Although more rare than you might expect, it still happens that people use graphical icons instead of labels to… label their CV contents.

A common example is links to social network profiles. They'll often have a Twitter/X icon or a LinkedIn icon next to the link. Luckily in these cases the text usually is or contains the link itself, so you don't have to guess. (Sometimes you do, though!)

Example of icons to distinguish between social media platforms

Example of icons to distinguish between social media platforms.

Then there's other kinds of icons that can be used. It is only limited by the imagination of the CV layout designer.

Trivial for a human to understand! But a computer algorithm needs to use computer vision to interpret these.

Skill levels as progress bars

Many people visualize their skills in the form of a progress bar:

Example of using progress bars to visualize skill levels

Example of using progress bars to visualize skill levels.

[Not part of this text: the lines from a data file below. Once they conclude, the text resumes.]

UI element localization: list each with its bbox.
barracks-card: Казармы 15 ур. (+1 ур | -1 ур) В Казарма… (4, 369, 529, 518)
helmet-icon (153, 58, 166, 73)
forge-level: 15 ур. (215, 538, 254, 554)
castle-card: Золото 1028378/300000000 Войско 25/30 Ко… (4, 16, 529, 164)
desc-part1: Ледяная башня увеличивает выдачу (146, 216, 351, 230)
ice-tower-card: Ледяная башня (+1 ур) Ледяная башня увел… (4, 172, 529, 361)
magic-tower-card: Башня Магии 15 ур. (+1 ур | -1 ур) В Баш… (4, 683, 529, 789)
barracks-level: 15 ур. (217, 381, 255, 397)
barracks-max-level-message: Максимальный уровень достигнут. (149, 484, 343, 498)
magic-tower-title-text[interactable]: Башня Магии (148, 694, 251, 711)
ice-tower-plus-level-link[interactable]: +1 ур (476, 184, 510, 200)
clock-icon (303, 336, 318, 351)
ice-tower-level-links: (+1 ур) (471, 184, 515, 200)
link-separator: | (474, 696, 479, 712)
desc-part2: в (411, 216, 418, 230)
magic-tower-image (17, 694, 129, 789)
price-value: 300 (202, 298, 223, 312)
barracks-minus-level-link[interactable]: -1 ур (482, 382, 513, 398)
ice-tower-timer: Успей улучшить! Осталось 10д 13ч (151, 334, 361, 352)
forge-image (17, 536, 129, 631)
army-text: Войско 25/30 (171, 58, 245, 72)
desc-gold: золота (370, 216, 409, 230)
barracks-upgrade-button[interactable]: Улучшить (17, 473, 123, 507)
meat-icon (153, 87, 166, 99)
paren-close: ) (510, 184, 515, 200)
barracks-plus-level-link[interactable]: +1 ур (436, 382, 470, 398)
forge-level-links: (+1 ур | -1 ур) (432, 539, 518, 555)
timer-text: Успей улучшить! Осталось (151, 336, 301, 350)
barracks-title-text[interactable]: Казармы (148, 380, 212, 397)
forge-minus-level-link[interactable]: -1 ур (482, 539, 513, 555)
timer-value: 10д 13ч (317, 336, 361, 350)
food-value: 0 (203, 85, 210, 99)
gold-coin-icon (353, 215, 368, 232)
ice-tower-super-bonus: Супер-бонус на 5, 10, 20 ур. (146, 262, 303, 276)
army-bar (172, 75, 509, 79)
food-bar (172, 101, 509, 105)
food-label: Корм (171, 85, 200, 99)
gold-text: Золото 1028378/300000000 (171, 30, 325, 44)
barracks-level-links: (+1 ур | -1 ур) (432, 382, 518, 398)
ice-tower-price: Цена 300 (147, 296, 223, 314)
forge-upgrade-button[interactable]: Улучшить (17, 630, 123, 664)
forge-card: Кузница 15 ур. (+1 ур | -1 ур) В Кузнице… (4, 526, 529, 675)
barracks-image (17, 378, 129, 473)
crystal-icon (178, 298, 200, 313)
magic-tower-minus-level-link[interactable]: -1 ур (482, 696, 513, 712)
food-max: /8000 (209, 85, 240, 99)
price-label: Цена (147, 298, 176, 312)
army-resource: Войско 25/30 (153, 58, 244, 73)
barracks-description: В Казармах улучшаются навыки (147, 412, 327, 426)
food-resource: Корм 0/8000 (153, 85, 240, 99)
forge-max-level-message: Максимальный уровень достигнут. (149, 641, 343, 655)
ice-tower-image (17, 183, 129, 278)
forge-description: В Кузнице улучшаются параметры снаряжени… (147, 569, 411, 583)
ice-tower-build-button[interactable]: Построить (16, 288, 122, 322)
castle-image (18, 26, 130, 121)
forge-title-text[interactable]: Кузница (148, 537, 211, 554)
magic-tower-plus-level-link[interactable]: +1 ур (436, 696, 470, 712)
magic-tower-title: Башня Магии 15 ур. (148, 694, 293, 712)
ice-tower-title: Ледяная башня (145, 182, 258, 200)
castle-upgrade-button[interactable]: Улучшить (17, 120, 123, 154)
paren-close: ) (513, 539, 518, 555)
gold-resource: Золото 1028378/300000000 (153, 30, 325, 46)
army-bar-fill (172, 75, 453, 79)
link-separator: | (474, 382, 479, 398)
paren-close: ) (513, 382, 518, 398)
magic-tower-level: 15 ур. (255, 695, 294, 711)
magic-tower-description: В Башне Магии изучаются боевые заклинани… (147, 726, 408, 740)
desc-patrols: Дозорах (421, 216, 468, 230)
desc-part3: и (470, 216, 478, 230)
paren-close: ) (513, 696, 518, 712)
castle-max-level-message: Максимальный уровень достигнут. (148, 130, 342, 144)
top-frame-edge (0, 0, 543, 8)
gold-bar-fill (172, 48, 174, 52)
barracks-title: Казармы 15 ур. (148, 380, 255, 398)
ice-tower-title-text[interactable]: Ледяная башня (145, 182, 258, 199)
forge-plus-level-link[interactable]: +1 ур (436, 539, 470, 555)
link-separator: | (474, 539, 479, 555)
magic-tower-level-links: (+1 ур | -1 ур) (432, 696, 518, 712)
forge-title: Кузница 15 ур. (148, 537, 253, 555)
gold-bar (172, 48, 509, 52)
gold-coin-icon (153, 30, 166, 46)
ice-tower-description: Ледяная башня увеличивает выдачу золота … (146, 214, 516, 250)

Similar structure can be present in different formats. For example, here language levels are visualized using coloured dots from 1 to 5:

Example of visualizing language skills with coloured dots

Example of visualizing language skills with coloured dots.

Just like above, this is again extremely difficult for an alogorithm to understand. As illustrated in our previous post and in the previous sections of this post (e.g. decorative elements between text), it's usually best to discard graphics. But in this case you can't, if you want to accurately parse the skill levels.

It's worth noting that using this kind of progress bar for skill levels is not a good practise. What does "2/5" mean exactly? Or "Front-end development – 60%" In any case, people use this pattern and your parser must take it into account.